Oh ya, sewaktu Kolonel Gregorio Honasan dan lain-lain berdemonstrasi di jalan, saya mendapat kabar dari Cory. Kami saling menelepon soal perkembangan di sana. Sewaktu Marcos hampir jatuh, Cory kasih kabar. Saya telepon Benny (Moerdani) di Bali. Saya bilang, "Ben, Marcos pasti jatuh karena gerakan kekuatan massa (people power). Reaksi Benny, "Tahu dari mana?" Saya bilang, "Ada, deh."

Kabarnya, Anda pernah menjadi utusan resmi dari militer kita untuk suatu urusan ke Filipina karena kedekatan dengan Cory?
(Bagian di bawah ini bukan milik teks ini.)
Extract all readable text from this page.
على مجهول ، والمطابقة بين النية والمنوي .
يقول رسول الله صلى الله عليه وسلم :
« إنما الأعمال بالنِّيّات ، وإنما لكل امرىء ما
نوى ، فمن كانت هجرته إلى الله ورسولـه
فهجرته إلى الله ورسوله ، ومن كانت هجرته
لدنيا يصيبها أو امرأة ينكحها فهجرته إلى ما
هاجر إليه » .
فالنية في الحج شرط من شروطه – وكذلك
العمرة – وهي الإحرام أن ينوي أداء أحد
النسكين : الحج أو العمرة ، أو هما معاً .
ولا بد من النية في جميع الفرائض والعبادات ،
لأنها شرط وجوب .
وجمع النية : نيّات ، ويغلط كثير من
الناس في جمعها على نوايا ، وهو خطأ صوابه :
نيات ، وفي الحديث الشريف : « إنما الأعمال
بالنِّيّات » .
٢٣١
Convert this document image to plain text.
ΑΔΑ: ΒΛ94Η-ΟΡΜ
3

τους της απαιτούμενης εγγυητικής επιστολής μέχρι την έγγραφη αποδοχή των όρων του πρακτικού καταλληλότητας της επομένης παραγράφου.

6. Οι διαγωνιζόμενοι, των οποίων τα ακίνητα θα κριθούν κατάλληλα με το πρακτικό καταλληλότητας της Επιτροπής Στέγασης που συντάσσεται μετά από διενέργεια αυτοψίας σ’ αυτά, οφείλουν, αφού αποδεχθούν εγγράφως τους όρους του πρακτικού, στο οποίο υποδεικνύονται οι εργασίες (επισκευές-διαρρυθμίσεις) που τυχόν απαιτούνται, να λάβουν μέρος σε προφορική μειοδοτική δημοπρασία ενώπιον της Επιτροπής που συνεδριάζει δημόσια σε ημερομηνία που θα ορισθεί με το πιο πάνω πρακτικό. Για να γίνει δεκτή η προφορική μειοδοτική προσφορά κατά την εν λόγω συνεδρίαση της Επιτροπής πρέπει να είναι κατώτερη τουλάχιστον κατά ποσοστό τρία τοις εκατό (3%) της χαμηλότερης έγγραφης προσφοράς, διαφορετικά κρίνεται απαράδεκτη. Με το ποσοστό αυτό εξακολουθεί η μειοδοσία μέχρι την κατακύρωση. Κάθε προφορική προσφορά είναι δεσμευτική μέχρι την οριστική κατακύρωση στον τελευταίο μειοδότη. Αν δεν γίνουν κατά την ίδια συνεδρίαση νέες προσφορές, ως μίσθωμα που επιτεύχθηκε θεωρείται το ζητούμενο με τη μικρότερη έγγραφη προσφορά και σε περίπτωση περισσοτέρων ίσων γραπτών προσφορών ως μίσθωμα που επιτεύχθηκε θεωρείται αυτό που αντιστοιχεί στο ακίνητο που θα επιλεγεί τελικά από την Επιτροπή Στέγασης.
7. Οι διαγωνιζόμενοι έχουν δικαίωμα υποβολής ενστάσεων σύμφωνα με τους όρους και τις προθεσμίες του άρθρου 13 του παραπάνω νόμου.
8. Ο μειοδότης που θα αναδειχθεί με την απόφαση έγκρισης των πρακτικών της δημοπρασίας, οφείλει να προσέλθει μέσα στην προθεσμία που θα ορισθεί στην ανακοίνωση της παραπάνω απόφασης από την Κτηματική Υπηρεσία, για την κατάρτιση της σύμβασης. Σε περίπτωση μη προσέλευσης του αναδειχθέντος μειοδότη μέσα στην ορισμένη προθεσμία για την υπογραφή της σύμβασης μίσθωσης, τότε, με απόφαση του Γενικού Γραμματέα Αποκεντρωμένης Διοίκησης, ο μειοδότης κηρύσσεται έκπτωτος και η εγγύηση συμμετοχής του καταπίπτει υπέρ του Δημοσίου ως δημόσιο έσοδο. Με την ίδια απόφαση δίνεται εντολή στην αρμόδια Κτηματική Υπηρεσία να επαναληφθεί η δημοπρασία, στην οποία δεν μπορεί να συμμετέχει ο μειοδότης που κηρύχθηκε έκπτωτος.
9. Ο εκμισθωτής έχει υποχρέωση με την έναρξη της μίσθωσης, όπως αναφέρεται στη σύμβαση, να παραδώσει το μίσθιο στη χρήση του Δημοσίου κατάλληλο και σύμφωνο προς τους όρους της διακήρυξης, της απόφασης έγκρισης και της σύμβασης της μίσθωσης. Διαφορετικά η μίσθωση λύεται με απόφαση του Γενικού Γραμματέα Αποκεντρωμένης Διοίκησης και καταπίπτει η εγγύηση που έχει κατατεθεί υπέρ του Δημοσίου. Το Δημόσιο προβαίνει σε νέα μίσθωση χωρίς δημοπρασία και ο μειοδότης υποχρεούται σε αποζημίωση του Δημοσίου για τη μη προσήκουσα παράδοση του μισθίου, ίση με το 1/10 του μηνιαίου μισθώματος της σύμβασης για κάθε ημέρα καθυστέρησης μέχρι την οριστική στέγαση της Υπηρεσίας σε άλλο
Begini ceritanya. Suatu hari, mobil saya disetop anggota Pom ABRI di Jalan Diponegoro, Jakarta Pusat. Mereka bilang, "Pak Des, Pak Benny mengundang Anda rapat dengan Presiden sekarang. Penting sekali. Anda mau dikirim ke Filipina." Di markas Departemen Pertahanan dan Keamanan, Benny meminta saya berangkat ke Manila karena pemerintah RI mau tahu situasi sebenarnya di Filipina. Benny menaruh uang US$ 7.000 di atas meja lalu bilang, "Ini untuk kamu." Saya jawab, "Terlalu sedikit." Benny bereaksi, "Bagaimana kalau US$ 10.000?" Saya marah. Saya bilang, "Sejak kapan gua bantu-bantu RI dapat uang? Waktu pemulihan hubungan dengan Malaysia segala macam itu, apa dapat uang? Kan enggak." Saya kemudian terbang ke Manila bertemu dengan Fidel Ramos—kami sudah teman baik sejak dia masih mayor—dengan Kolonel Honasan dan Cory.

Anda juga berkunjung ke sana setelah Cory jadi presiden?

Oh ya, beberapa kali. Suatu ketika, dalam perjalanan ke Amerika, saya telepon dia ke Malacanang. Eh, di sana rupanya gampang menelepon presiden. Langsung bicara. Lalu dia meminta saya datang ke istana untuk minum teh. Ya, Cory membuka hati, macam-macam, dari soal anaknya, Kris Aquino, yang pacaran dengan suami orang, sampai Indonesia yang menagih utang beras 6.000 ton dan utang rotan. Cory mengeluh, "Bagaimana, Des, kami ini lagi miskin-miskinnya. Sewaktu Marcos, saat dia sudah mau jatuh, Indonesia (Habibie) masih kasih pesawat. Sekarang, saya baru mulai, sudah disuruh bayar utang. Uang dari mana?" Karena kecewa, Cory memutuskan akan berkunjung ke negara ASEAN, tapi Singapura—dan bukan Indonesia—yang menjadi tempat kunjungan pertama.

Apa reaksi Anda?

Saya pikir, celaka ini. Saya kumpulkan teman-teman dan kita kasih saran ke Cory. "Begini, kamu datang dulu ke Indonesia. Kalau sama Soeharto, cara ngomongnya begini, begini." Cory mempraktekkan. Hasilnya? Soeharto bilang, "Sudah, utang ini itu enggak usah dibayar."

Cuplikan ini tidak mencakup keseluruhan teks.